George Galloway’s Workers Party of Britain was at the centre of a row over nailing leaflets onto trees in a London borough.
A flyer for the party’s candidate Sabi Patwary in Chelsea and Fulham was put on a tree in Westfield Park, Chelsea, with others in at least one street.
Some of the leaflets were taken down by council staff and nails removed.
A Kensington and Chelsea council spokesperson said: “Any fly-posting on our trees will be removed, regardless of content.”
London minister Greg Hands, who is standing again to be the Tory MP for Chelsea and Fulham, said: “George Galloway’s politics of division is not welcome in Chelsea and Fulham.
“If party activists have been going around fly-posting and damaging trees that is also unwelcome.”
The borough’s park police sought to get in contact with Mr Patwary after it became aware about the flyers on trees.
It is understood that the leaflets were put up by an activist who believed it was permissible to do so, and not by Mr Patwary,
Hussain Shafiei, national organiser for the Workers Party of Britain, said the individual who had put up flyers on trees had been spoken to and told to stop it.
He added: “He will not be doing it again.
“We do not condone what they have done.
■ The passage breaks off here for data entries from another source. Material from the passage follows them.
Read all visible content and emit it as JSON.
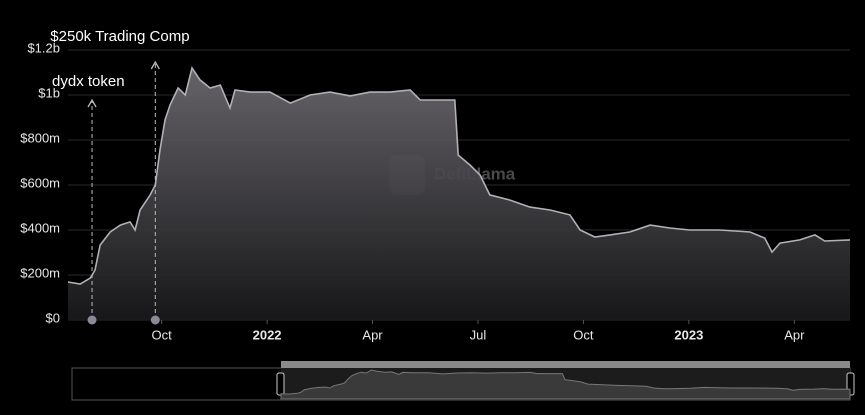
{
  "chart_data": {
    "type": "area",
    "color": "#b3afb6",
    "watermark": "DefiLlama",
    "grid": true,
    "xlim": [
      2021.528,
      2023.382
    ],
    "xticks": [
      {
        "value": 2021.75,
        "label": "Oct"
      },
      {
        "value": 2022,
        "label": "2022"
      },
      {
        "value": 2022.25,
        "label": "Apr"
      },
      {
        "value": 2022.5,
        "label": "Jul"
      },
      {
        "value": 2022.75,
        "label": "Oct"
      },
      {
        "value": 2023,
        "label": "2023"
      },
      {
        "value": 2023.25,
        "label": "Apr"
      }
    ],
    "ylim": [
      0,
      1200000000
    ],
    "yticks": [
      {
        "value": 0,
        "label": "$0"
      },
      {
        "value": 200000000,
        "label": "$200m"
      },
      {
        "value": 400000000,
        "label": "$400m"
      },
      {
        "value": 600000000,
        "label": "$600m"
      },
      {
        "value": 800000000,
        "label": "$800m"
      },
      {
        "value": 1000000000,
        "label": "$1b"
      },
      {
        "value": 1200000000,
        "label": "$1.2b"
      }
    ],
    "x": [
      2021.528,
      2021.557,
      2021.581,
      2021.592,
      2021.604,
      2021.628,
      2021.652,
      2021.675,
      2021.687,
      2021.699,
      2021.723,
      2021.735,
      2021.746,
      2021.758,
      2021.77,
      2021.789,
      2021.806,
      2021.822,
      2021.841,
      2021.865,
      2021.889,
      2021.912,
      2021.924,
      2021.96,
      2022.007,
      2022.055,
      2022.102,
      2022.149,
      2022.197,
      2022.244,
      2022.291,
      2022.339,
      2022.363,
      2022.41,
      2022.445,
      2022.453,
      2022.481,
      2022.505,
      2022.528,
      2022.576,
      2022.623,
      2022.671,
      2022.718,
      2022.742,
      2022.777,
      2022.813,
      2022.86,
      2022.908,
      2022.955,
      2023.002,
      2023.073,
      2023.145,
      2023.18,
      2023.197,
      2023.216,
      2023.263,
      2023.299,
      2023.322,
      2023.382
    ],
    "values": [
      169000000,
      160000000,
      187000000,
      222000000,
      333000000,
      391000000,
      422000000,
      436000000,
      400000000,
      489000000,
      556000000,
      600000000,
      756000000,
      889000000,
      956000000,
      1031000000,
      1000000000,
      1120000000,
      1067000000,
      1031000000,
      1044000000,
      942000000,
      1022000000,
      1013000000,
      1013000000,
      964000000,
      1000000000,
      1013000000,
      996000000,
      1013000000,
      1013000000,
      1022000000,
      978000000,
      978000000,
      978000000,
      733000000,
      689000000,
      644000000,
      556000000,
      533000000,
      502000000,
      489000000,
      467000000,
      400000000,
      369000000,
      378000000,
      391000000,
      422000000,
      409000000,
      400000000,
      400000000,
      391000000,
      364000000,
      302000000,
      342000000,
      356000000,
      378000000,
      351000000,
      356000000
    ],
    "annotations": [
      {
        "text": "dydx token",
        "x": 2021.585
      },
      {
        "text": "$250k Trading Comp",
        "x": 2021.735
      }
    ]
  }
}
They don’t have a support to do that and they have been reprimanded with a warning.”
Mr Galloway, who won a by-election in Rochdale in the spring to be elected the town’s MP, was not involved in the leafleting on trees.
Kensington and Chelsea council is understood to be one of the last town halls to have a dedicated parks police service, with arresting powers within its parks.
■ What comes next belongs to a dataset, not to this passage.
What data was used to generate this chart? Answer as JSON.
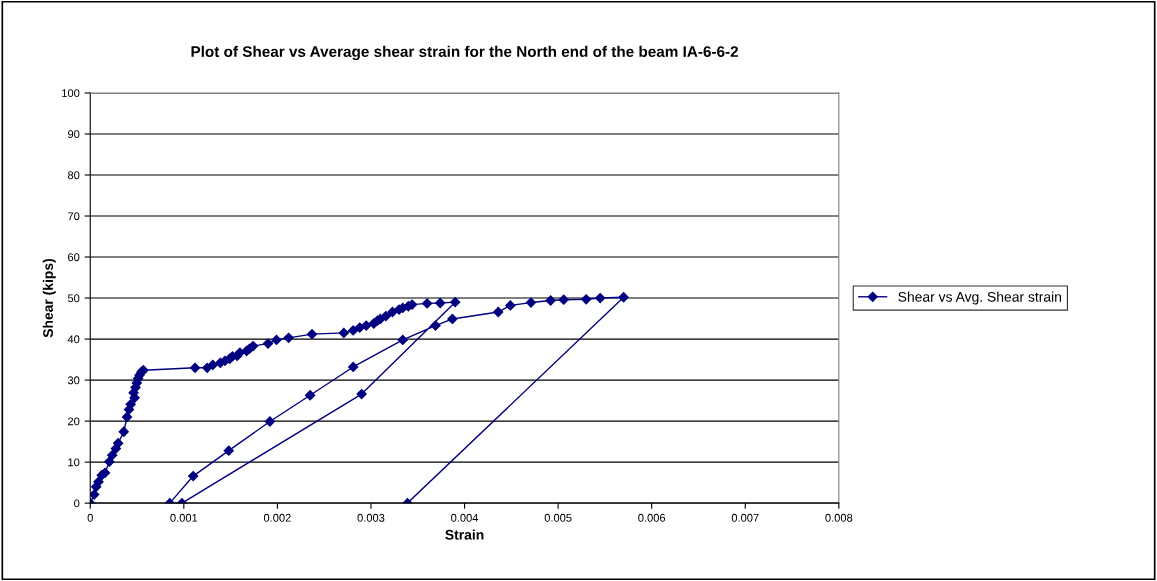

It also has a street enforcement team with civil powers, not of arrest, to deal with issue like littering or anti-social behaviour outside the parks.
Mr Hands is facing a challenge from Labour to hold onto the seat of Chelsea and Fulham which he won in 2019 with a majority of 11,241.
If he loses, it could mean the Tories being wiped out in Inner London, as their two other seats in this area, Cities of London and Westminster, and Kensington and Bayswater look far more vulnerable.
A recent YouGov poll predicted that the Conservatives would see their number of seats in the capital plummet from 21 to just four, only retaining Hornchurch and Upminster, Orpington, Old Bexley and Sidcup, and Romford, with the last two being close contests against Labour.